Short Fiction Wednesday

Bridesicle by Wil Mcintosh
Non-Zero Probabilities by N K Jemsin

 Sam Goldwyn ponders the two types of stories.

I think it’s Sam Goldwyn who said “There’s only two stories, fucking and fighting.” SF and fantasy tends to focus on the latter, with the former usually only present in its grosser forms, rather than in the form Goldwyn was - referring to (love stories, of course - what sort of movies do you think he made?) Both today’s stories are love stories in their own way.




Bridesicle by Wil McIntosh appeared in the January 2009 issueof Asimovs SF, and is available online as a free pdf. It was on the Hugo short list last year, so I guess that’s why it was more widely distributed, to get it into the hands of voters. Still, whatever the reason it’s lucky for us as this is a great story.

McIntosh takes a pretty straightforward sci fi idea and putsa brilliantly conceived human twist on it. As well as being a believable outcome of the technical ideas, this story is also a deliciously arch commentary on men and women. McIntosh gets right to the icky heart of a certain kind of the idea of a third world mail order bride, brilliantly portraying the power relationships that these kinds of arrangements are inevitably built on.

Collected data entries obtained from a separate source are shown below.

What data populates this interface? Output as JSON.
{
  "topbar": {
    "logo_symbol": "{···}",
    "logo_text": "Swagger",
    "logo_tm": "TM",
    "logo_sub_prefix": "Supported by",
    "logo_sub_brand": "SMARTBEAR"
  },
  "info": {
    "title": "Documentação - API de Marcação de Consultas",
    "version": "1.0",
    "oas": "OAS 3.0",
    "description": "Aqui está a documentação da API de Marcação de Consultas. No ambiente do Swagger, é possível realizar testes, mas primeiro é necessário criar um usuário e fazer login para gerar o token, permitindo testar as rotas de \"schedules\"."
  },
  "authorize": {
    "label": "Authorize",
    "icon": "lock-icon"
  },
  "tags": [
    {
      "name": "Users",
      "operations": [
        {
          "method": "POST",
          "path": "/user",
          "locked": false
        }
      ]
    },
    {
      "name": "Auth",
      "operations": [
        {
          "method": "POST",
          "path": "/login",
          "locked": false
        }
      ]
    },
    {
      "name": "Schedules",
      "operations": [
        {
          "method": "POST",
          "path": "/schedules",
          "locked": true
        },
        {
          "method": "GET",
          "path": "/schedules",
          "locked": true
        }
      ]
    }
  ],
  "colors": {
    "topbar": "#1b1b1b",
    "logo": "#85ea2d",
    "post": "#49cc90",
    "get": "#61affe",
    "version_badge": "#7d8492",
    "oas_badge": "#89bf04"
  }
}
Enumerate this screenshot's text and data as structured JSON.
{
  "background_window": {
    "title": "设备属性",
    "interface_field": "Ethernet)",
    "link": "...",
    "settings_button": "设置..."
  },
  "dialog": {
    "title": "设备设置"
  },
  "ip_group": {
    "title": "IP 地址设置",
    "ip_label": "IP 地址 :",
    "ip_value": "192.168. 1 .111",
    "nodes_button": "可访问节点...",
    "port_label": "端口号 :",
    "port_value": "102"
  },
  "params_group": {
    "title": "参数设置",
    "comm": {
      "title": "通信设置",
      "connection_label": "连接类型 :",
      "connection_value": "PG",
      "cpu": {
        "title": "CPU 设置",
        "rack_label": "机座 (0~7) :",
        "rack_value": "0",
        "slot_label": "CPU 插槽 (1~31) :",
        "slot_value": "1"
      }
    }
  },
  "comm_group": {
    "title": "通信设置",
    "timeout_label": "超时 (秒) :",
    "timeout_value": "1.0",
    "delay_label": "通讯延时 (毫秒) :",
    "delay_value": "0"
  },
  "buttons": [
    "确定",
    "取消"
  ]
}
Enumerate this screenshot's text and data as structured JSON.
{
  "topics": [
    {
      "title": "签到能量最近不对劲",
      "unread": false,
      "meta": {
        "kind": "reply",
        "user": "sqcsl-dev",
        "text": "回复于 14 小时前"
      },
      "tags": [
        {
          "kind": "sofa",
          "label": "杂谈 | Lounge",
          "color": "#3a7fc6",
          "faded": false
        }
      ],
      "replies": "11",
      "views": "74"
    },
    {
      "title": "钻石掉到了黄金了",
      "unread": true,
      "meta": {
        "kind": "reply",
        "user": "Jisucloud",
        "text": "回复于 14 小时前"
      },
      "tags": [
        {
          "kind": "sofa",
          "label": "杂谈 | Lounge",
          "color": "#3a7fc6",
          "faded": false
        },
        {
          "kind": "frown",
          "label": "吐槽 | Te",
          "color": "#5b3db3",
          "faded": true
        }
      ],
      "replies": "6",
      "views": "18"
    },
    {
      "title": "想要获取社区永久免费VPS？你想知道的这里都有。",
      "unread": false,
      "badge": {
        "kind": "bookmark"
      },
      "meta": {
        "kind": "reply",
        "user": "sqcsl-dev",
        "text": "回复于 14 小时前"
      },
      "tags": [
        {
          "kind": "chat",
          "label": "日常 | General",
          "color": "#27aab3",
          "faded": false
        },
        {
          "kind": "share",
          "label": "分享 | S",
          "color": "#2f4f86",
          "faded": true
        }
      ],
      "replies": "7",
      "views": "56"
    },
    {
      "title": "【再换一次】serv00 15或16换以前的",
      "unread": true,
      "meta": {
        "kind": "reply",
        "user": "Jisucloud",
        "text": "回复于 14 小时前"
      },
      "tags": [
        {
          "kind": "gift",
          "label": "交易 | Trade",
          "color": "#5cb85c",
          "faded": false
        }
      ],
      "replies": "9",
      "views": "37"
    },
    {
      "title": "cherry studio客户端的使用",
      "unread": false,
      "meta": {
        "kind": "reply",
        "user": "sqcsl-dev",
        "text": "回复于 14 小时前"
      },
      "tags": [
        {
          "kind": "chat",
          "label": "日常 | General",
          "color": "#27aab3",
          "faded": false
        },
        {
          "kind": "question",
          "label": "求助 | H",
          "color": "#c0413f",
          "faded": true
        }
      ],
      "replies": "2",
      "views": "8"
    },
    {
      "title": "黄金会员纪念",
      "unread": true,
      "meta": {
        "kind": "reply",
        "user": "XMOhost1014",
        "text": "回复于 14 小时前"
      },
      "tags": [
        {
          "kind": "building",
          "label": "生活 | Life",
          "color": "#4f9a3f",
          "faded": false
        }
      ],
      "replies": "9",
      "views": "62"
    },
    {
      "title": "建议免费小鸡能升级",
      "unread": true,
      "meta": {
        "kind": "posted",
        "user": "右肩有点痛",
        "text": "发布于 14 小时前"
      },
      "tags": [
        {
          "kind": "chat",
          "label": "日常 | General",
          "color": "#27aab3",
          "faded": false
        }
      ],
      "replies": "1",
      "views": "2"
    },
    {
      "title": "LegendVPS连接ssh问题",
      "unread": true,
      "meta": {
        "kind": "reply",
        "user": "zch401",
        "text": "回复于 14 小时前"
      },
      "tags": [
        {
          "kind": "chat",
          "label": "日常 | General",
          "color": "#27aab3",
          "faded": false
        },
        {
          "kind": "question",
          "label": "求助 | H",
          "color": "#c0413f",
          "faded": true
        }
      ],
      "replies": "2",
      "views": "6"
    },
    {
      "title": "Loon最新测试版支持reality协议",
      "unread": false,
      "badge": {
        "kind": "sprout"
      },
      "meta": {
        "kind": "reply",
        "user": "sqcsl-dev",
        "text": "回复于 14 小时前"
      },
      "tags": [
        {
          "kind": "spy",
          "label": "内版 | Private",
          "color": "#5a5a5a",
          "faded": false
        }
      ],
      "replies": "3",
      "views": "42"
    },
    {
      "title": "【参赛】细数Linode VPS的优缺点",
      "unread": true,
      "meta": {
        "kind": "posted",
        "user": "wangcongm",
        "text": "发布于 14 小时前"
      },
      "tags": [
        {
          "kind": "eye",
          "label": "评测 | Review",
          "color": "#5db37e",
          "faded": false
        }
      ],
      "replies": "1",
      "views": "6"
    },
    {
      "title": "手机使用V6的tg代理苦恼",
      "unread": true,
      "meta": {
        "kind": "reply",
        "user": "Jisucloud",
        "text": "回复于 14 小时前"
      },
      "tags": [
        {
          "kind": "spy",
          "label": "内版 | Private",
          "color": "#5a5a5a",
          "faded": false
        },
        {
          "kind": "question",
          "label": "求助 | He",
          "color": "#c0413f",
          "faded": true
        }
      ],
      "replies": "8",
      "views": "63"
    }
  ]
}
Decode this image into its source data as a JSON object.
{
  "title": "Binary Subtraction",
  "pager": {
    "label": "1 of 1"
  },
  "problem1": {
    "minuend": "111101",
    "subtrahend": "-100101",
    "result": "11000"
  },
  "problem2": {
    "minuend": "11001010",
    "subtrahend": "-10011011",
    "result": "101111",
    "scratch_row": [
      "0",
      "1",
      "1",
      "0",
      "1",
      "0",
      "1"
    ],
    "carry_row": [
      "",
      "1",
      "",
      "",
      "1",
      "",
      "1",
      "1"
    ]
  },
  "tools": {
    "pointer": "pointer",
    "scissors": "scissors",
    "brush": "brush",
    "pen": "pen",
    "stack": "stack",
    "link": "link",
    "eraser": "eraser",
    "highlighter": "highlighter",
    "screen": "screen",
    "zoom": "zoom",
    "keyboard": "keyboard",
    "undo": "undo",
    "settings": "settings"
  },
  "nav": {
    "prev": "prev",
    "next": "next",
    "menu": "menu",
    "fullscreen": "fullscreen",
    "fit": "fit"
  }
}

McIntosh is smart enough, though, to pull the idea through a few permutations and takes us somewhere that’s surprising and uplifting, rather than just lay the concepts out and move on. I think it’s this final movement that’s so hard to find in a story - you have the idea, you work it up and find a place where you are satisfied with it, but that’s not the end. There’s another movement yet to go, another wrinkle that moves things forwards rather than just leaves it lying there. That’s what McIntosh does so brilliantly here.

Next up is a story from Clarkesworld, a publication we’ve featured here before, Non-Zero Probabilities by N K Jemsin. It’s another one from 2009 - one of the things about Dame Internet means we don’t have to stick with the here and now, everything lingers.

The story is set in a New York where the laws of probability have gone awry - suddenly, statistical outliers and one-in-a-million shots are common-place, and lucky charms seem to work.  People have had to start re-arranging their lives around them - the story opens with the central character,  Adele, donning a series of good luck totems, from a St Christopher medal to a pair of, um, lucky underpants.

Jensim has a bit of fun with the idea, before settling down to the basic conundrum - Adele naturally wants to see things go back to normal, but when the opportunity arrives, well... This is a neat little story, that gives this idea only the lightest work-out. In the margins there’s a story about love and hope that will leave you with a smile on your face.